@11961
"every position reached generates around 35 positions"
++ No, this has been disproved.
There may be 35 legal moves in a position, but average only 3 that do not transpose.
...
You decide that "position" means those attributes of the situation in a basic rules game that determine the theoretical outcome. The same attributes don't determine the theoretical outcome under competition rules. So your "positions" are irrelevant if you're talking about transpositions under competition rules. Transpose them into A, E♭ and F if you like, but the competition rules game tree nodes won't follow suit.
This is a red herring, as a weak solution of basic chess with an added n-move rule automatically provides a weak solution of chess with an additional repeated position rule (the one that greatly increases the state space). This is true whether chess is a win or a draw.
You know this already, so why ignore it again?
@tygxc's positions don't transpose mainly because of the added n-move rule. I didn't mention the triple repetition rule.
The fact is that when @tygxc asserts that his "positions" transpose, they don't. We might as well be accurate.

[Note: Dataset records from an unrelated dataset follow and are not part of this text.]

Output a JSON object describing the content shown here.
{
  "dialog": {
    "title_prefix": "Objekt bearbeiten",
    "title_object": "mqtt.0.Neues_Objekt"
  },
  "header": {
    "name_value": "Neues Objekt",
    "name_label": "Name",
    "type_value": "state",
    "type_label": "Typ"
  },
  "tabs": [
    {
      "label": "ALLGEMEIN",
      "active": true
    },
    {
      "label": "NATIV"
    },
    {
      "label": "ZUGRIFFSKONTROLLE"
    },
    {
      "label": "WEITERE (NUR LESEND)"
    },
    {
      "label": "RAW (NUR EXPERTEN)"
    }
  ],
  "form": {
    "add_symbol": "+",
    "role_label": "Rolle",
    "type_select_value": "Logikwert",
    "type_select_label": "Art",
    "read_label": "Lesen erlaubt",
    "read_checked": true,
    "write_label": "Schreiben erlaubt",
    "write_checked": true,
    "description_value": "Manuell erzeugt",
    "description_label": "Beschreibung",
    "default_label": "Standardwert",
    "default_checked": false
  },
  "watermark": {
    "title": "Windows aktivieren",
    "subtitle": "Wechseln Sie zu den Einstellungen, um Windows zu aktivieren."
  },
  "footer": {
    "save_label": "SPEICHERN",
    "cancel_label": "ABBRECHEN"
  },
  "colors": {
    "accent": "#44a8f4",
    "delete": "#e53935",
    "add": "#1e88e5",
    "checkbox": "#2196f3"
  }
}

It also seems to me that you're also ignoring the fact that the triple move rule can be ignored in solving only with a procedure correctly designed to do that. Apart from the fact that @tygxc's procedure isn't actually designed to solve chess anyway it doesn't appear to me to conform with that. He's happy to accept a draw by SF under the triple move rule as proving a draw even when the initial occurrence was actually a win.
Yes, it's true that in principle, some hypothetical other way to solve chess might be different. @tygxc has described no such way. In fact, I don't believe a single alternative to a weak solution (apart from a strong solution) has been specified in this discussion by anyone.
yeah Ive even pointed this out to him before and he just ignores it. at this point i cherry pick my arguments against tygxc to only that i think he has a chance of properly comprehending.